Thank you all for your interest. I was waiting for the viscosity data so I can replay to you.

But also maybe consider the impact of heat: is it that your reservoir temperature is around 100 – 120°C, in order for your water viscosity to be only 0.5 cP?  If so, what is the viscosity of your dead oil at that temperature?  If you were to run the test at your reservoir temperature, how close is your viscosity ratio?

Reservoir temperature is about 55 °C. Water salinity is about 10 g NaCl per liter which gives viscosity of about 0.5 cP on 55 °C. Dead oil viscosity at reservoir temperature is about 16 cP. So if I could run the test at reservoir temperature I would get viscosity ratio of around 32 (16/0.5=32), which is double in compare to the real reservoir viscosity ratio which is 16 (8/0.5=16).

That’s why I would like to use mineral oil and synthetic water with viscosity ratio of 16 when measuring on room temperature, thus keeping the same reservoir viscosity ratio.

Many thanks to Dr. Jon Bryan and best regards,

Best regards,

Marko

 

Dr. Jonathan Bryan from PERM Answers:

Hello,

Yes, this seems like a good approach in terms of the viscosity.  But unfortunately, there is one more piece of the puzzle.  The one last thing to think about is the wettability of the rock.  If you work with a mineral oil system I assume this means that you will clean your cores of their native state fluids, then flood with water and then oil.  In general, mineral oil will give you a strongly water wet rock; there is likely nothing in the oil itself that will alter wettability.  So if you know that your reservoir is already strongly water wet, then you are okay working with a model oil.  But if you suspect that there are some oil/rock interactions that would affect the wettability of your reservoir, then you are better off working with your actual reservoir oil and brine, and playing with temperatures.

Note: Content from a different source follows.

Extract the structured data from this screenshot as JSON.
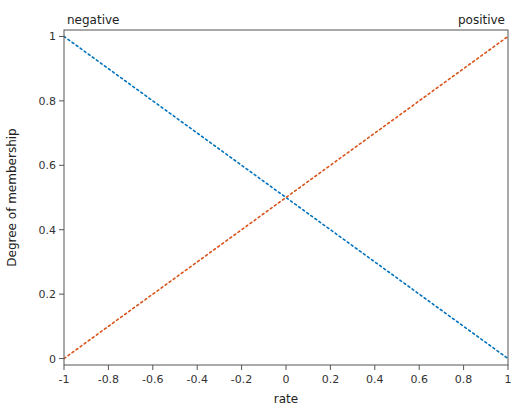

*NOTE: This assumes that you are working on a specific reservoir, which is what I gleaned from your comments.  If your goal is to look at the effect of adverse mobility ratio alone just in a general sense, then you are okay working with the model oil.  But if your goal is to measure oil/water relative permeability specifically for your actual reservoir, then you may be better off working with the real fluids.